Jonas e sua mãe: conflitos e a natural preocupação materna
O esmero do olhar de Paula Gomes ao registrar toda a trajetória do menino Jonas é notável. Desde a não adaptação a uma escola que o restringe de sua paixão, demonstrando um modelo educacional falho, cujas prioridades, claro, são determinadas pelo mercado de trabalho (o momento em que a diretora da escola se queixa perante a câmera é um achado para o filme), passando pelas experiências marcantes daquela fase, como paqueras e o primeiro beijo, o registro tanto das alegrias quanto das frustrações do rapazinho trazem para o longa metragem um equilíbrio essencial. Isso é perceptível, também, pela opção em não se render ao romantizar da arte circense. A discussão oferecida em Jonas e o Circo sem Lona não visa fantasiar com escapismos lúdicos oriundos daquela arte. Mas, claro, isso não significa dizer que sua magia não se faz presente. No entanto, tal percepção é destinada ao espectador, sem a necessidade que a narrativa venha lhe impor. O que percebemos é o contar de uma história na qual os percalços da infância são colocados em evidência.
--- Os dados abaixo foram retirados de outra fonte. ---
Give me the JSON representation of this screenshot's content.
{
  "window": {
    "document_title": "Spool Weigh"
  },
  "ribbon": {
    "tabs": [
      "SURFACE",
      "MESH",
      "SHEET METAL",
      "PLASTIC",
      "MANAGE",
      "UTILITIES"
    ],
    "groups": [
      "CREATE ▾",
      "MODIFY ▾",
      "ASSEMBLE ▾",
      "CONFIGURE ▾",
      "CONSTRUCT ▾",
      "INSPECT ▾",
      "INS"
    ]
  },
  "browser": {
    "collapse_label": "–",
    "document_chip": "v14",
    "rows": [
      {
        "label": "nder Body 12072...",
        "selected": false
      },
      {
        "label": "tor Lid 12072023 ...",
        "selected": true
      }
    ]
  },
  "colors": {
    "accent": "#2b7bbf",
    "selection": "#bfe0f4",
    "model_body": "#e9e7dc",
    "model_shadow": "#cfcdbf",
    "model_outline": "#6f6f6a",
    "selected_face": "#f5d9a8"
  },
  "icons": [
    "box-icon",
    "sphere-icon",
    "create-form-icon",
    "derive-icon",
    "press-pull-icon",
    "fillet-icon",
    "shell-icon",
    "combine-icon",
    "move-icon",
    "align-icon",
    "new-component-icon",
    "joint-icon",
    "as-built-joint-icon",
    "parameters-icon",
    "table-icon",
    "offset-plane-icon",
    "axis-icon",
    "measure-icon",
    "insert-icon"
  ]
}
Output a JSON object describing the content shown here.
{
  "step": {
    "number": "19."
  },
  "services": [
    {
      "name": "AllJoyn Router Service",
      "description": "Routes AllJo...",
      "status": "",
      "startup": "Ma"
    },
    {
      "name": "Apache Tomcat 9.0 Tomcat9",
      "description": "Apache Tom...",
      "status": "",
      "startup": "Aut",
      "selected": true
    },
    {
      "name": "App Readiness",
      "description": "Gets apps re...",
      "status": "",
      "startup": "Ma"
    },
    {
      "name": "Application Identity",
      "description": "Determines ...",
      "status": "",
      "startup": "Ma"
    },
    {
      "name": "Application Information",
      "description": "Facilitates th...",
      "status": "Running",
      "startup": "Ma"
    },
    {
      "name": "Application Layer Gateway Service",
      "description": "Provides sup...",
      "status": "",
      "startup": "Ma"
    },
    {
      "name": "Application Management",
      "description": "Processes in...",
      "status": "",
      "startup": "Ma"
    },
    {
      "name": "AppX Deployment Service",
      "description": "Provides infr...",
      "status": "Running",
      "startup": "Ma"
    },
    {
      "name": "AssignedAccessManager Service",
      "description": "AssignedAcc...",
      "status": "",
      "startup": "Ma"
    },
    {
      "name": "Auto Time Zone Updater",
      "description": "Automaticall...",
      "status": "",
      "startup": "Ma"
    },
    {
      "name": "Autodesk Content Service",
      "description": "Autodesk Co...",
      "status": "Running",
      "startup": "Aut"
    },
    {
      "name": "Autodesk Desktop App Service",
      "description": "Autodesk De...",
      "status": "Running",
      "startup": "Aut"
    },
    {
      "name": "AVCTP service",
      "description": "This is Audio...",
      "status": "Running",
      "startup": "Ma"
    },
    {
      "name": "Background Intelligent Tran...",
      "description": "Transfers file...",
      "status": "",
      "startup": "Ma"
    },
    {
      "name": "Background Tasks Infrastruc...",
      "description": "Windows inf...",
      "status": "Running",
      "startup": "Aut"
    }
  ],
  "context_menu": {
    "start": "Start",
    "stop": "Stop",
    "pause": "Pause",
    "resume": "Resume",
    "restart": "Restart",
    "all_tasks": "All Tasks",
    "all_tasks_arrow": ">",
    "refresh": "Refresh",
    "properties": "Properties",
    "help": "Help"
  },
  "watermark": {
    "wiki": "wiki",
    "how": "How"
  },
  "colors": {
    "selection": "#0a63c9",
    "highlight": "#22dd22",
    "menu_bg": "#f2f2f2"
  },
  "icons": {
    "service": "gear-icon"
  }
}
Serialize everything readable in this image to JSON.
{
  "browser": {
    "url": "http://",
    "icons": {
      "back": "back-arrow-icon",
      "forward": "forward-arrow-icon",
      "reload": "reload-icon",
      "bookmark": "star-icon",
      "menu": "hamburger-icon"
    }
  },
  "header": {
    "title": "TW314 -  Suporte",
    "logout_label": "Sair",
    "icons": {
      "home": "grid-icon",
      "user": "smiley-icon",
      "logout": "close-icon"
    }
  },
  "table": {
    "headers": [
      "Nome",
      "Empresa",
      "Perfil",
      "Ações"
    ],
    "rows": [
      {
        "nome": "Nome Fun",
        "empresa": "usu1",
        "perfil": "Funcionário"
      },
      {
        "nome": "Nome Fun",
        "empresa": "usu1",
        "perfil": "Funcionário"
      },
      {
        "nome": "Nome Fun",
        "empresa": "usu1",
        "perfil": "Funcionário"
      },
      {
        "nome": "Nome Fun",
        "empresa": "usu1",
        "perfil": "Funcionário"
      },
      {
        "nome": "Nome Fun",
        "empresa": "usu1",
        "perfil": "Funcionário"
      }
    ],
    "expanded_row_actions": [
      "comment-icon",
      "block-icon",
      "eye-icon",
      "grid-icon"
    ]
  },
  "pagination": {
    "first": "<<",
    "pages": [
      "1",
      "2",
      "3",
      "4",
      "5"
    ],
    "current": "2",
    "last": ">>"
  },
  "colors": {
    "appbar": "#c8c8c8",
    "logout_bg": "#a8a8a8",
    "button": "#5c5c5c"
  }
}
Jonas e o local onde consegue se encontrar
Trata-se de uma fase de descobertas. Uma fase na qual a percepção de uma vocação se fez presente. Jonas se entrega àquilo com tudo o que pode. Seu interesse não é fugaz. Não se trata de algo que logo será suplantado por outra coisa. Seu foco é perceptível. Enquanto outros de sua trupe logo se vêem diante de cobranças e interesses que os fazem se distanciar daquela diversão, para Jonas aquilo é algo que se situa em outro patamar de prioridades. Talvez por isso a decepção o atinja de modo tão doloroso. E, por consequência, ao espectador. E nisso está mais um acerto de Paula Gomes e de seu coletivo no entregar de sua história. Ao atingir o público de modo tão certeiro, ela nos coloca diante do anseio do pequeno Jonas. E o sentimento passa a ser compartilhado. Poucos filmes conseguem esse intento. Jonas e o Circo sem Lona, felizmente e dolorosamente, é um deles.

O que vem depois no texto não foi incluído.